Derrière le « blackface » d’Antoine Griezmann, une tradition du XIXe siècle ridiculisant les personnes noires

Le footballeur s’est excusé mais le mal est fait.

BLACKFACE – Ce devait être une blague, c’est raté. Antoine Griezmann a posté dimanche 17 décembre une photo de lui « déguisé » en joueur de basket des années 1980, sur laquelle il apparaît avec tout son corps et son visage maquillés en noir.

C’est ce qu’on appelle une « blackface » et cela n’a pas manqué de créer un tollé sur les réseaux sociaux.

Le blackface est un tabou encore mal connu en France alors qu’aux États-Unis, il est le summum du racisme qui s’ignore, sans doute à cause de son origine, plus que controversée.
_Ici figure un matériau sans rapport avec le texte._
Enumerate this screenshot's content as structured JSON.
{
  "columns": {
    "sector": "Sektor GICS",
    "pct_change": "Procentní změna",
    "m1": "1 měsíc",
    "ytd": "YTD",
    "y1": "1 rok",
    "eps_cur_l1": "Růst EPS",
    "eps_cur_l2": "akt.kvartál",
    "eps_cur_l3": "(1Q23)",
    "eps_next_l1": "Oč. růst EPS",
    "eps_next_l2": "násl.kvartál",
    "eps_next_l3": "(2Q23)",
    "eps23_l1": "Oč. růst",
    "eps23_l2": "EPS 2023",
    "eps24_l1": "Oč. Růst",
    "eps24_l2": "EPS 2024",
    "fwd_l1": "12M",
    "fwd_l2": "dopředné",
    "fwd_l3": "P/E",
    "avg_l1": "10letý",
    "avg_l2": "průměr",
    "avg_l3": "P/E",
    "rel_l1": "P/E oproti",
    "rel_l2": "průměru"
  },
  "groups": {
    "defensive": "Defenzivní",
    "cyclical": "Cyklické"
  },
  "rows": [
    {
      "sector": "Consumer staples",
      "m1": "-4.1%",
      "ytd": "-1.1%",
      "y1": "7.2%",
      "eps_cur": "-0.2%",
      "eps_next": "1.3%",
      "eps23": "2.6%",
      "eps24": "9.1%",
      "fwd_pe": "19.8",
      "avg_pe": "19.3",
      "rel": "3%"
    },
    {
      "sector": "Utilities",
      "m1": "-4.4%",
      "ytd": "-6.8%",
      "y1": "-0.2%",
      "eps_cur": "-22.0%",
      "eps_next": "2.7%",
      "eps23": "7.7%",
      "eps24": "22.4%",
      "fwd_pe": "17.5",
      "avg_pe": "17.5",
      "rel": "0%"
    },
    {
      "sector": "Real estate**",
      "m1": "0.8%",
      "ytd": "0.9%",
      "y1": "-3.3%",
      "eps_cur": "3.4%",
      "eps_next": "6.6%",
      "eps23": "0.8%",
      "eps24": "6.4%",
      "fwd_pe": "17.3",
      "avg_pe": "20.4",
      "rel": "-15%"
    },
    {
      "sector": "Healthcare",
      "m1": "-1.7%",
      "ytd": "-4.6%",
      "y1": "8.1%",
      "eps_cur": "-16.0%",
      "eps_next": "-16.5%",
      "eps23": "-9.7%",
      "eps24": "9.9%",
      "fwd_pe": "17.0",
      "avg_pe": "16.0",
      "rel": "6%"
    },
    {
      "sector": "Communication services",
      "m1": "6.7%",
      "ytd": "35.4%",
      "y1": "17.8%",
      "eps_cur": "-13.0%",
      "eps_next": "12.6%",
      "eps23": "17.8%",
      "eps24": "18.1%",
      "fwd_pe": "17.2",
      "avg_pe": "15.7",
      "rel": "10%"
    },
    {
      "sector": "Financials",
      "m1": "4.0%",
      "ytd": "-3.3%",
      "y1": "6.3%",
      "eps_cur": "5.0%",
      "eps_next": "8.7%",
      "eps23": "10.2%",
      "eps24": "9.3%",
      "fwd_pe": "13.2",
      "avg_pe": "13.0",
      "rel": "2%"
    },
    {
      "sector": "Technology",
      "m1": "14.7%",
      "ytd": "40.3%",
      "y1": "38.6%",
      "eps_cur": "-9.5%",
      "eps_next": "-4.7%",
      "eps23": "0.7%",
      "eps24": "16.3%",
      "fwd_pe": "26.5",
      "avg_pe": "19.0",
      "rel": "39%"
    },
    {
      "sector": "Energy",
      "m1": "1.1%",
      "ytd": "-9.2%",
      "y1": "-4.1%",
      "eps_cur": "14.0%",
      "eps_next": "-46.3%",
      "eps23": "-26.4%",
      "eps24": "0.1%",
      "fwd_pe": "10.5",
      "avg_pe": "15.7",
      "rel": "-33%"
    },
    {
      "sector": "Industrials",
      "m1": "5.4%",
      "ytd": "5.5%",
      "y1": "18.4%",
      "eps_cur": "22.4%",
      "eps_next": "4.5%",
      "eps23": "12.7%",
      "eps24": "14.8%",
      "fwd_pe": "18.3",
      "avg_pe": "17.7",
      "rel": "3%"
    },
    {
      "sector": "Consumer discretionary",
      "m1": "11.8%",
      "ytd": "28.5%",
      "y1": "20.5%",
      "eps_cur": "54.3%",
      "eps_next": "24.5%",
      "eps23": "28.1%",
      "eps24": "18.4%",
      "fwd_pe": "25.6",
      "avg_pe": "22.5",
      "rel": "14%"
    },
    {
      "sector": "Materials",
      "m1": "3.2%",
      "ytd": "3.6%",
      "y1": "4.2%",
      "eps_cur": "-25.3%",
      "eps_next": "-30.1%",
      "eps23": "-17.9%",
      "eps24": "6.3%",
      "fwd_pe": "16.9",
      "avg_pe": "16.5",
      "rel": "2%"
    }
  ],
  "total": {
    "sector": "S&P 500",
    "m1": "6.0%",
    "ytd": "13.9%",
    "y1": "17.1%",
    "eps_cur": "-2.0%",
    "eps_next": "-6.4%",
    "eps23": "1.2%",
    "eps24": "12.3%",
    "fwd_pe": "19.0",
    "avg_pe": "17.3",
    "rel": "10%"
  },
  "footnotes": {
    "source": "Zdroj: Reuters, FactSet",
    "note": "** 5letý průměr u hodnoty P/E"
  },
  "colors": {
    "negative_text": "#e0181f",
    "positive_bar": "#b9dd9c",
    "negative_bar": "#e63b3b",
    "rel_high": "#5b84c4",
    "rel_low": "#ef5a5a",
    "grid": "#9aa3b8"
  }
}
Tout commence au XIXème siècle, alors que sévissait la législation Jim Crow aux États-Unis, plus communément appelée « lois de ségrégation raciale ». A l’époque, Les « minstrels shows » font fureur. Il s’agit d’un genre théâtral dans lequel les comédiens blancs incarnaient tous les stéréotypes associés aux personnes noires.

Wikimedia Commons
Thomas D. Rice en Jim Crow, 1832

 

Spectacles de blackface

Selon John Strausbaugh, auteur d’un livre sur le sujet, les origines du blackface s’inspirent de la tradition d’exhiber les Noirs pour amuser les blancs, pendant les ventes d’esclaves africains.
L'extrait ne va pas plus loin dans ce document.